Tucker-Santos looked over at Hoshi Oneida.
“Yeah,” Oneida said. “Two complete parallel realities.”
“Did your cousin ask Grannie if she remembered dying?”
“He told her the whole story. She told him he was crazy. She told him he dreamed it all from exhaustion that Tuesday. But my cousin? He still had the pamphlet the favorite nurse gave him when grandmother died, labeled, ‘When Your Loved One Passes Away’ with a hand-written recommendation of which undertaker to call. And that pamphlet? Favorite Nurse Girl had no memory of giving it to him or of writing anything on it.”
The two SEALs were silent for some time. Grip Aquatong, having heard the exchange, came over and leaned on the aft bulkhead by Scooter and Swan. “You know what I wonder?” he asked the others.
“What’s that, Grip?”
“In a video game, does taking a bullet still hurt?”

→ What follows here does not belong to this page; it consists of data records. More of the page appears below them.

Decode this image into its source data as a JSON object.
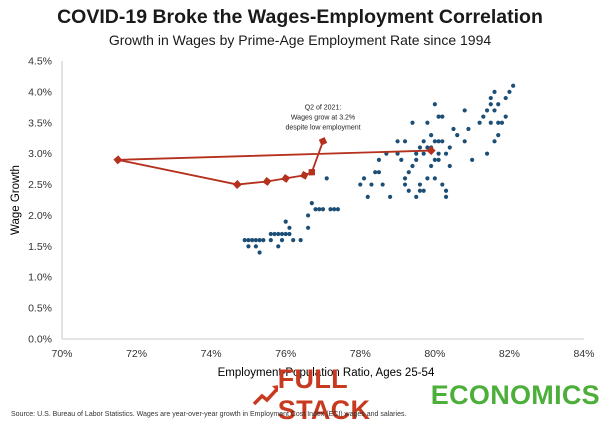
{
  "title": "COVID-19 Broke the Wages-Employment Correlation",
  "subtitle": "Growth in Wages by Prime-Age Employment Rate since 1994",
  "source": "Source: U.S. Bureau of Labor Statistics. Wages are year-over-year growth in Employment Cost Index (ECI) wages and salaries.",
  "logo": {
    "part1": "FULL STACK",
    "part2": "ECONOMICS",
    "icon": "trend-arrow-icon"
  },
  "colors": {
    "dots": "#1d4f76",
    "path": "#b5301d",
    "logo_red": "#c73a1f",
    "logo_green": "#4caf3a"
  },
  "chart_data": {
    "type": "scatter",
    "xlabel": "Employment-Population Ratio, Ages 25-54",
    "ylabel": "Wage Growth",
    "xlim": [
      70,
      84
    ],
    "ylim": [
      0,
      4.5
    ],
    "x_ticks": [
      {
        "value": 70,
        "label": "70%"
      },
      {
        "value": 72,
        "label": "72%"
      },
      {
        "value": 74,
        "label": "74%"
      },
      {
        "value": 76,
        "label": "76%"
      },
      {
        "value": 78,
        "label": "78%"
      },
      {
        "value": 80,
        "label": "80%"
      },
      {
        "value": 82,
        "label": "82%"
      },
      {
        "value": 84,
        "label": "84%"
      }
    ],
    "y_ticks": [
      {
        "value": 0,
        "label": "0.0%"
      },
      {
        "value": 0.5,
        "label": "0.5%"
      },
      {
        "value": 1,
        "label": "1.0%"
      },
      {
        "value": 1.5,
        "label": "1.5%"
      },
      {
        "value": 2,
        "label": "2.0%"
      },
      {
        "value": 2.5,
        "label": "2.5%"
      },
      {
        "value": 3,
        "label": "3.0%"
      },
      {
        "value": 3.5,
        "label": "3.5%"
      },
      {
        "value": 4,
        "label": "4.0%"
      },
      {
        "value": 4.5,
        "label": "4.5%"
      }
    ],
    "grid": false,
    "annotation": {
      "lines": [
        "Q2 of 2021:",
        "Wages grow at 3.2%",
        "despite low employment"
      ],
      "x": 77.0,
      "y": 3.2
    },
    "series": [
      {
        "type": "scatter",
        "points": [
          [
            74.9,
            1.6
          ],
          [
            75.0,
            1.6
          ],
          [
            75.1,
            1.6
          ],
          [
            75.2,
            1.6
          ],
          [
            75.3,
            1.6
          ],
          [
            75.4,
            1.6
          ],
          [
            75.0,
            1.5
          ],
          [
            75.2,
            1.5
          ],
          [
            75.3,
            1.4
          ],
          [
            75.6,
            1.6
          ],
          [
            75.6,
            1.7
          ],
          [
            75.7,
            1.7
          ],
          [
            75.8,
            1.7
          ],
          [
            75.9,
            1.7
          ],
          [
            76.0,
            1.7
          ],
          [
            76.1,
            1.7
          ],
          [
            76.1,
            1.8
          ],
          [
            76.0,
            1.9
          ],
          [
            75.8,
            1.5
          ],
          [
            75.9,
            1.6
          ],
          [
            76.2,
            1.6
          ],
          [
            76.4,
            1.6
          ],
          [
            76.6,
            1.8
          ],
          [
            76.6,
            2.0
          ],
          [
            76.7,
            2.2
          ],
          [
            76.8,
            2.1
          ],
          [
            76.9,
            2.1
          ],
          [
            77.0,
            2.1
          ],
          [
            77.1,
            2.6
          ],
          [
            77.3,
            2.1
          ],
          [
            77.4,
            2.1
          ],
          [
            77.2,
            2.1
          ],
          [
            78.0,
            2.5
          ],
          [
            78.1,
            2.6
          ],
          [
            78.2,
            2.3
          ],
          [
            78.3,
            2.5
          ],
          [
            78.4,
            2.7
          ],
          [
            78.5,
            2.7
          ],
          [
            78.6,
            2.5
          ],
          [
            78.8,
            2.3
          ],
          [
            78.5,
            2.9
          ],
          [
            78.7,
            3.0
          ],
          [
            79.0,
            3.0
          ],
          [
            79.1,
            2.9
          ],
          [
            79.2,
            2.6
          ],
          [
            79.3,
            2.7
          ],
          [
            79.4,
            2.8
          ],
          [
            79.5,
            2.9
          ],
          [
            79.6,
            2.5
          ],
          [
            79.2,
            2.5
          ],
          [
            79.3,
            2.4
          ],
          [
            79.6,
            2.4
          ],
          [
            79.7,
            2.4
          ],
          [
            79.5,
            2.3
          ],
          [
            79.8,
            2.6
          ],
          [
            79.9,
            2.8
          ],
          [
            80.0,
            2.9
          ],
          [
            80.1,
            2.9
          ],
          [
            80.0,
            2.6
          ],
          [
            80.2,
            2.5
          ],
          [
            80.3,
            2.4
          ],
          [
            80.3,
            2.3
          ],
          [
            79.5,
            3.0
          ],
          [
            79.6,
            3.1
          ],
          [
            79.7,
            3.2
          ],
          [
            79.8,
            3.1
          ],
          [
            79.9,
            3.3
          ],
          [
            80.0,
            3.2
          ],
          [
            80.1,
            3.2
          ],
          [
            80.2,
            3.2
          ],
          [
            80.1,
            3.0
          ],
          [
            80.3,
            3.0
          ],
          [
            79.9,
            3.1
          ],
          [
            79.7,
            3.0
          ],
          [
            80.4,
            3.1
          ],
          [
            80.4,
            2.8
          ],
          [
            80.5,
            3.4
          ],
          [
            80.6,
            3.3
          ],
          [
            80.8,
            3.2
          ],
          [
            80.8,
            3.7
          ],
          [
            80.9,
            3.4
          ],
          [
            80.2,
            3.6
          ],
          [
            80.0,
            3.8
          ],
          [
            79.8,
            3.5
          ],
          [
            80.1,
            3.6
          ],
          [
            79.2,
            3.2
          ],
          [
            79.4,
            3.5
          ],
          [
            79.0,
            3.2
          ],
          [
            81.0,
            2.9
          ],
          [
            81.2,
            3.5
          ],
          [
            81.3,
            3.6
          ],
          [
            81.5,
            3.9
          ],
          [
            81.6,
            3.7
          ],
          [
            81.7,
            3.8
          ],
          [
            81.7,
            3.3
          ],
          [
            81.5,
            3.5
          ],
          [
            81.5,
            3.8
          ],
          [
            81.8,
            3.5
          ],
          [
            81.9,
            3.9
          ],
          [
            82.0,
            4.0
          ],
          [
            82.1,
            4.1
          ],
          [
            81.4,
            3.7
          ],
          [
            81.7,
            3.5
          ],
          [
            81.6,
            4.0
          ],
          [
            81.9,
            3.6
          ],
          [
            81.6,
            3.2
          ],
          [
            81.4,
            3.0
          ]
        ]
      },
      {
        "type": "path",
        "points": [
          [
            79.9,
            3.05
          ],
          [
            71.5,
            2.9
          ],
          [
            74.7,
            2.5
          ],
          [
            75.5,
            2.55
          ],
          [
            76.0,
            2.6
          ],
          [
            76.5,
            2.65
          ],
          [
            76.7,
            2.7
          ],
          [
            77.0,
            3.2
          ]
        ]
      }
    ]
  }
}
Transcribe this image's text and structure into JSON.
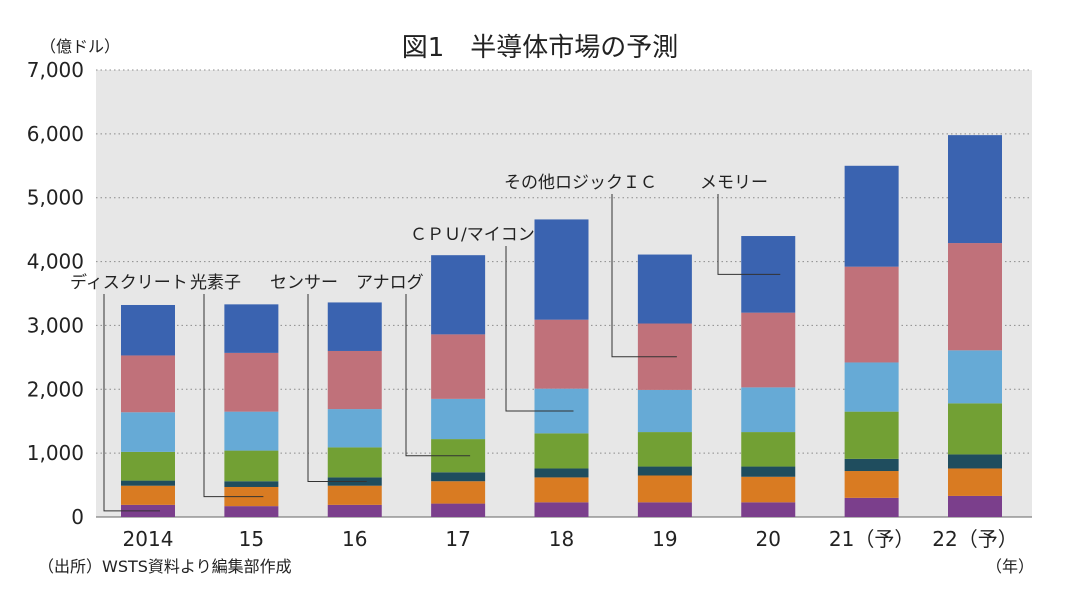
{
  "chart_data": {
    "type": "bar",
    "stacked": true,
    "title": "図1　半導体市場の予測",
    "ylabel": "（億ドル）",
    "xlabel": "（年）",
    "source": "（出所）WSTS資料より編集部作成",
    "ylim": [
      0,
      7000
    ],
    "yticks": [
      0,
      1000,
      2000,
      3000,
      4000,
      5000,
      6000,
      7000
    ],
    "ytick_labels": [
      "0",
      "1,000",
      "2,000",
      "3,000",
      "4,000",
      "5,000",
      "6,000",
      "7,000"
    ],
    "grid": true,
    "categories": [
      "2014",
      "15",
      "16",
      "17",
      "18",
      "19",
      "20",
      "21（予）",
      "22（予）"
    ],
    "series": [
      {
        "name": "ディスクリート",
        "color": "#7b3f8c",
        "values": [
          190,
          170,
          190,
          210,
          230,
          230,
          230,
          300,
          330
        ]
      },
      {
        "name": "光素子",
        "color": "#d97b22",
        "values": [
          300,
          300,
          300,
          350,
          390,
          420,
          400,
          420,
          430
        ]
      },
      {
        "name": "センサー",
        "color": "#1f4d5e",
        "values": [
          80,
          90,
          130,
          140,
          140,
          140,
          160,
          190,
          220
        ]
      },
      {
        "name": "アナログ",
        "color": "#72a034",
        "values": [
          450,
          480,
          470,
          520,
          550,
          540,
          540,
          740,
          800
        ]
      },
      {
        "name": "CPU/マイコン",
        "color": "#66aad6",
        "values": [
          620,
          610,
          600,
          630,
          700,
          660,
          700,
          770,
          830
        ]
      },
      {
        "name": "その他ロジックＩＣ",
        "color": "#c0717a",
        "values": [
          890,
          920,
          910,
          1010,
          1080,
          1040,
          1170,
          1500,
          1680
        ]
      },
      {
        "name": "メモリー",
        "color": "#3a63b0",
        "values": [
          790,
          760,
          760,
          1240,
          1570,
          1080,
          1200,
          1580,
          1690
        ]
      }
    ]
  },
  "annotations": [
    {
      "label": "ディスクリート",
      "series": 0,
      "bar": 0
    },
    {
      "label": "光素子",
      "series": 1,
      "bar": 1
    },
    {
      "label": "センサー",
      "series": 2,
      "bar": 2
    },
    {
      "label": "アナログ",
      "series": 3,
      "bar": 3
    },
    {
      "label": "ＣＰＵ/マイコン",
      "series": 4,
      "bar": 4
    },
    {
      "label": "その他ロジックＩＣ",
      "series": 5,
      "bar": 5
    },
    {
      "label": "メモリー",
      "series": 6,
      "bar": 6
    }
  ]
}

“If we fuck up,” Oneida said, deciding to check his ammo one more time, “we’ll find out.”
Pacino realized he was truly exhausted, thinking about Fishman’s alternate endings theory. He shut his eyes and concentrated on making his muscles relax in his toes, then his feet, then his shins, then his thighs, working his way up to his neck, until he was completely relaxed. He imagined himself in a dark movie theater, where he was alone in a row a few from the front in the center, and the screen was blank, with a word dimly appearing on the screen, the word spelling SLEEP.
Five minutes later, Lieutenant Anthony M. Pacino, U.S. Navy, lay in a deep sleep on the deck of the submarine USS Vermont, headed into a combat mission.